Giuseppe Verdi (1813-1901) was regarded as the preeminent Italian composer of his generation. His contributions to the musical canon are still very much beloved and performed often. Growing up in early 19th-century Italy, he was heavily exposed to the Catholic faith. He even began his musical education at his local village church at about age seven.

In addition to his contributions to the musical world, he was very much a humanitarian. He supported schools and hospitals that were not connected to the Church. And, as a part of his will, he left a sizable gift to the city of Milan to establish a retirement home for musicians of limited means. This home is still in operation today!
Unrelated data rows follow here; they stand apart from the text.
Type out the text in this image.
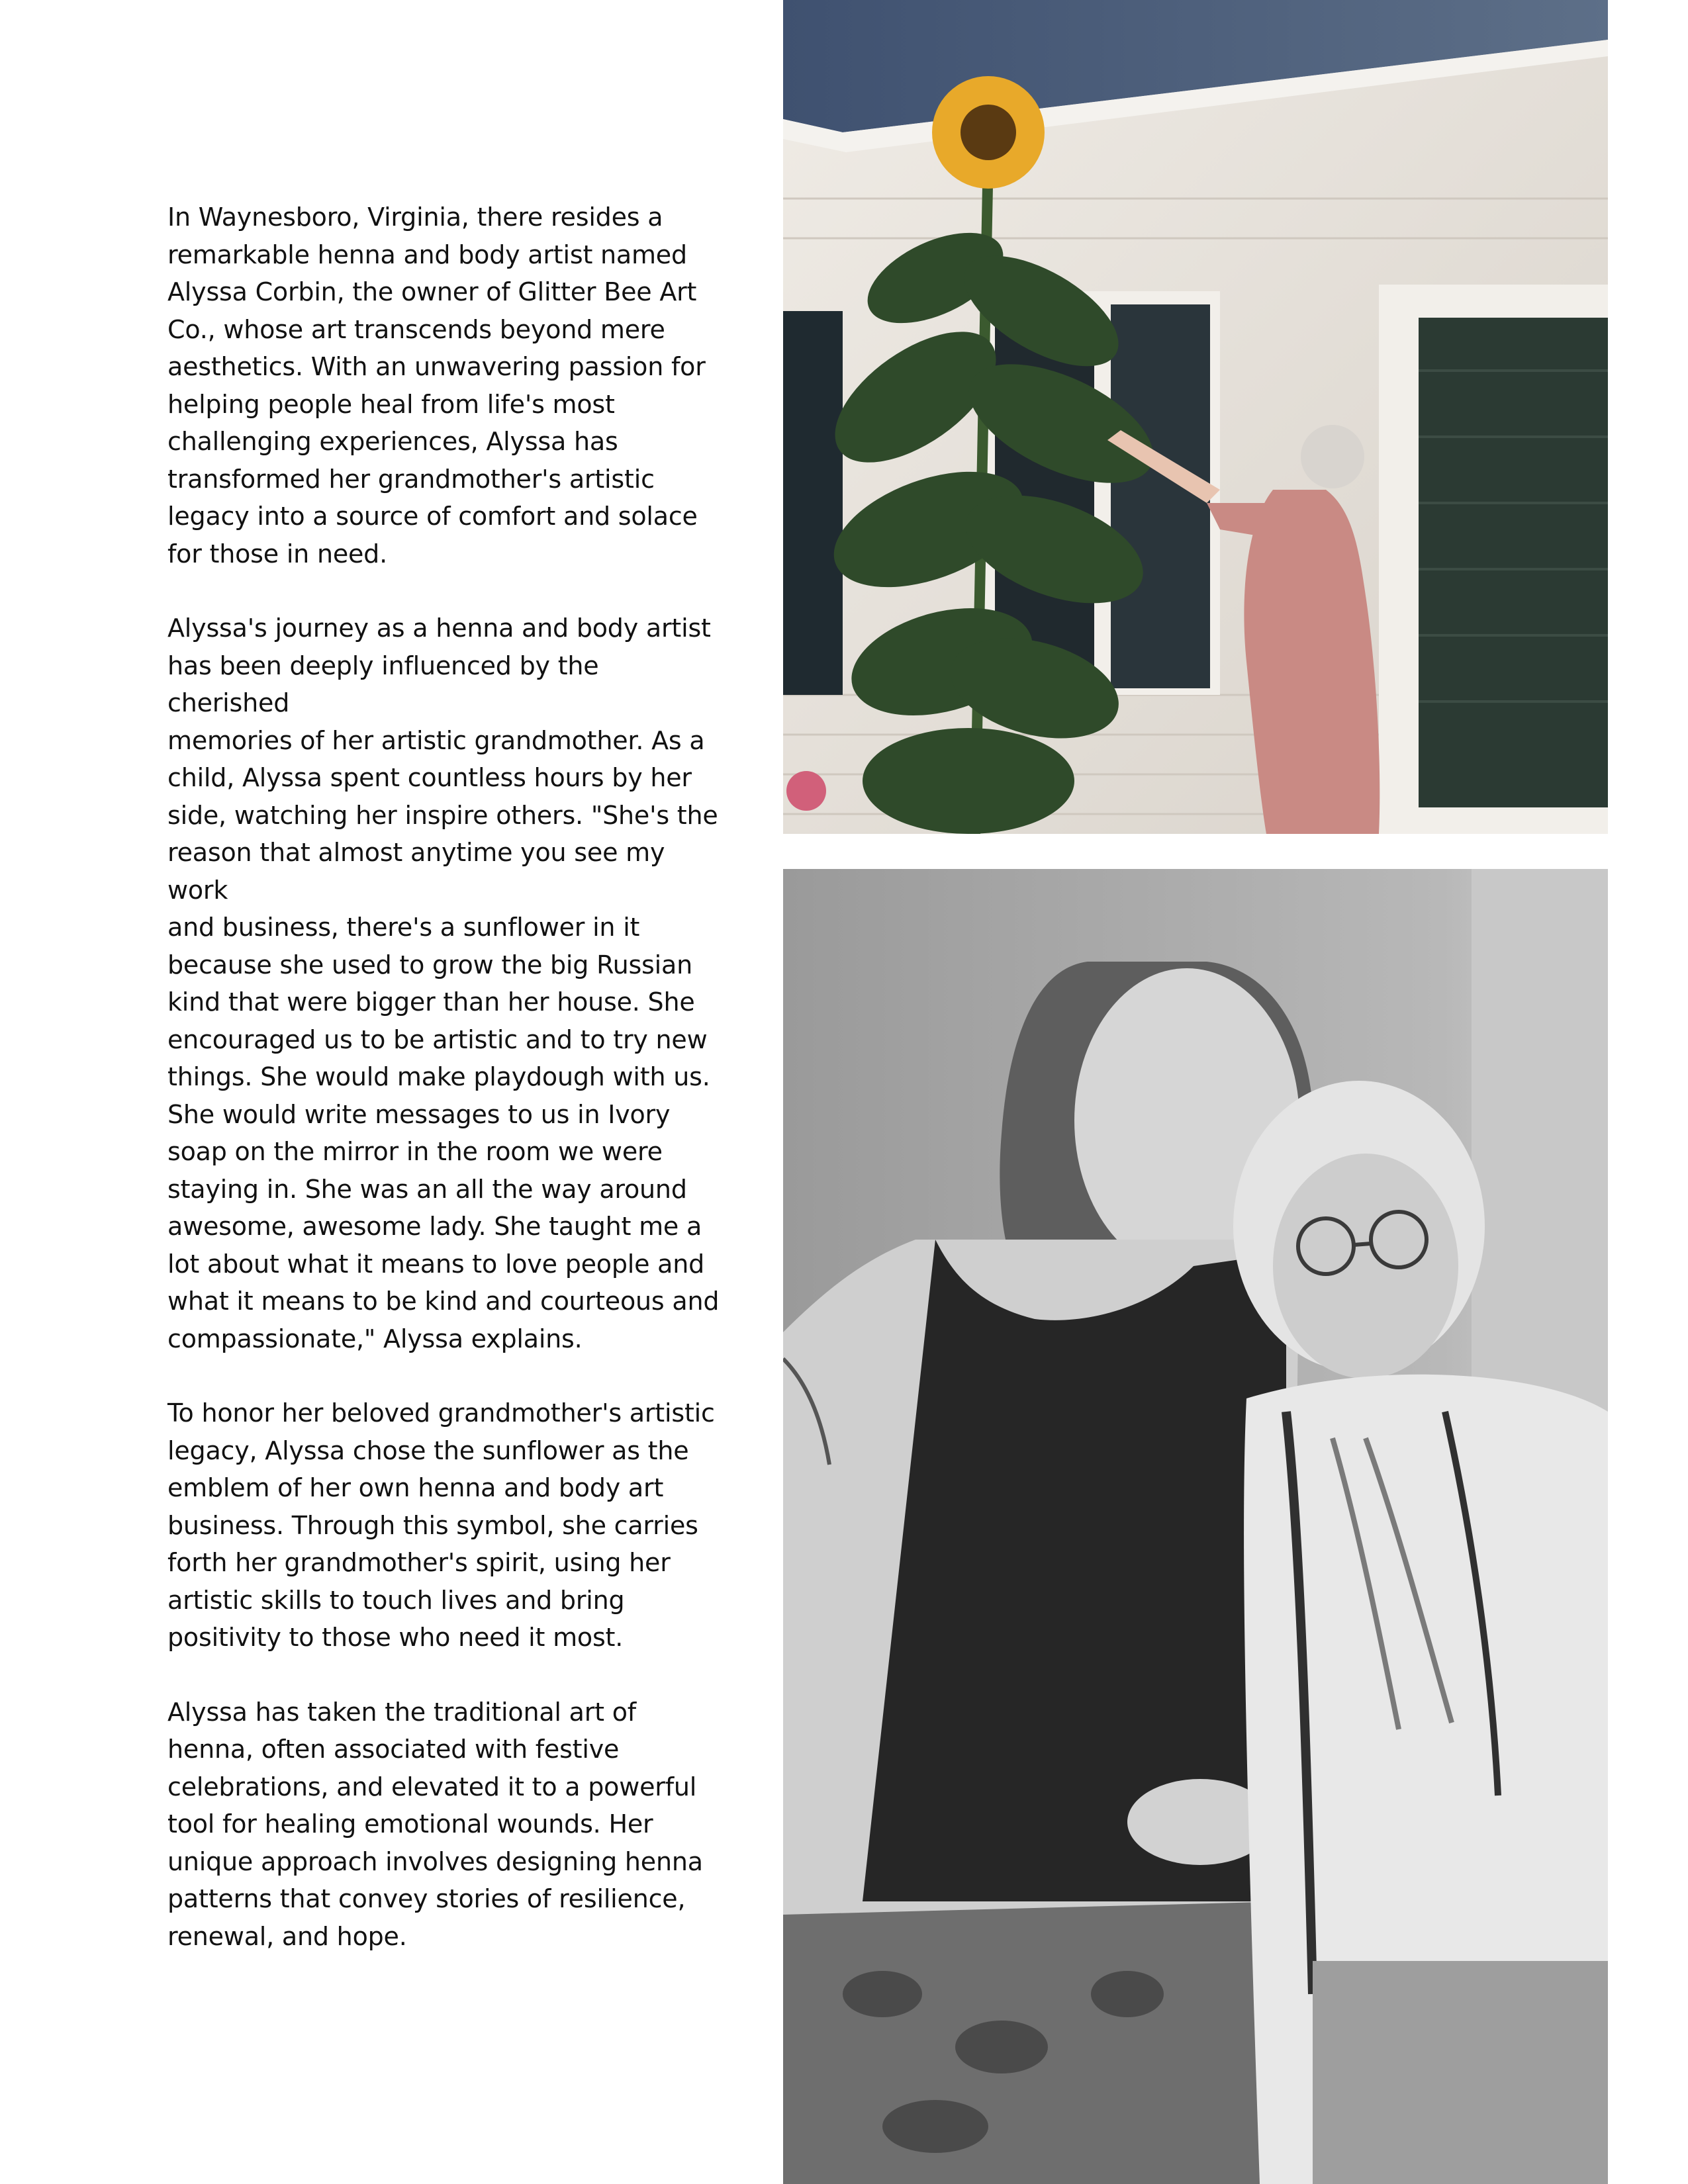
In Waynesboro, Virginia, there resides a
remarkable henna and body artist named
Alyssa Corbin, the owner of Glitter Bee Art
Co., whose art transcends beyond mere
aesthetics. With an unwavering passion for
helping people heal from life's most
challenging experiences, Alyssa has
transformed her grandmother's artistic
legacy into a source of comfort and solace
for those in need.

Alyssa's journey as a henna and body artist
has been deeply influenced by the cherished
memories of her artistic grandmother. As a
child, Alyssa spent countless hours by her
side, watching her inspire others. "She's the
reason that almost anytime you see my work
and business, there's a sunflower in it
because she used to grow the big Russian
kind that were bigger than her house. She
encouraged us to be artistic and to try new
things. She would make playdough with us.
She would write messages to us in Ivory
soap on the mirror in the room we were
staying in. She was an all the way around
awesome, awesome lady. She taught me a
lot about what it means to love people and
what it means to be kind and courteous and
compassionate," Alyssa explains.

To honor her beloved grandmother's artistic
legacy, Alyssa chose the sunflower as the
emblem of her own henna and body art
business. Through this symbol, she carries
forth her grandmother's spirit, using her
artistic skills to touch lives and bring
positivity to those who need it most.

Alyssa has taken the traditional art of
henna, often associated with festive
celebrations, and elevated it to a powerful
tool for healing emotional wounds. Her
unique approach involves designing henna
patterns that convey stories of resilience,
renewal, and hope.
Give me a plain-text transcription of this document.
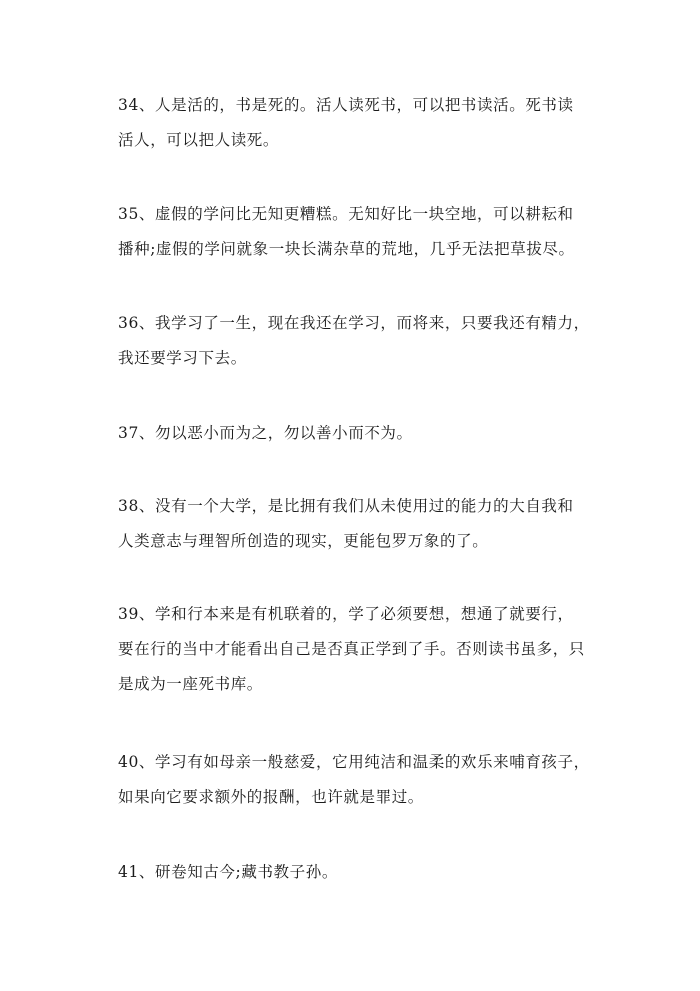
34、人是活的，书是死的。活人读死书，可以把书读活。死书读
活人，可以把人读死。

35、虚假的学问比无知更糟糕。无知好比一块空地，可以耕耘和
播种;虚假的学问就象一块长满杂草的荒地，几乎无法把草拔尽。

36、我学习了一生，现在我还在学习，而将来，只要我还有精力，
我还要学习下去。

37、勿以恶小而为之，勿以善小而不为。

38、没有一个大学，是比拥有我们从未使用过的能力的大自我和
人类意志与理智所创造的现实，更能包罗万象的了。

39、学和行本来是有机联着的，学了必须要想，想通了就要行，
要在行的当中才能看出自己是否真正学到了手。否则读书虽多，只
是成为一座死书库。

40、学习有如母亲一般慈爱，它用纯洁和温柔的欢乐来哺育孩子，
如果向它要求额外的报酬，也许就是罪过。

41、研卷知古今;藏书教子孙。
And yet, John Rosselli in his biography The Life of Verdi, writes, “Like many 19th-century artists, Verdi was an agnostic whose elevated sense of morality and duty bypassed divine sanction. Strepponi (his second wife), replying in 1871 to a friend bent on Verdi’s conversion, at first wrote that, with the highest virtues, her husband was an atheist; she then revised this to ‘I won’t say atheist, but certainly very little of a believer.’”

Georges Bizet

Georges Bizet (1838-1875) was a musical prodigy who entered the Conservatoire de Paris at age nine. Bizet was a gifted pianist having won many prestigious performance prizes during his teen years, including the Prix de Rome. But he opted to focus on composing rather than a career as a performer.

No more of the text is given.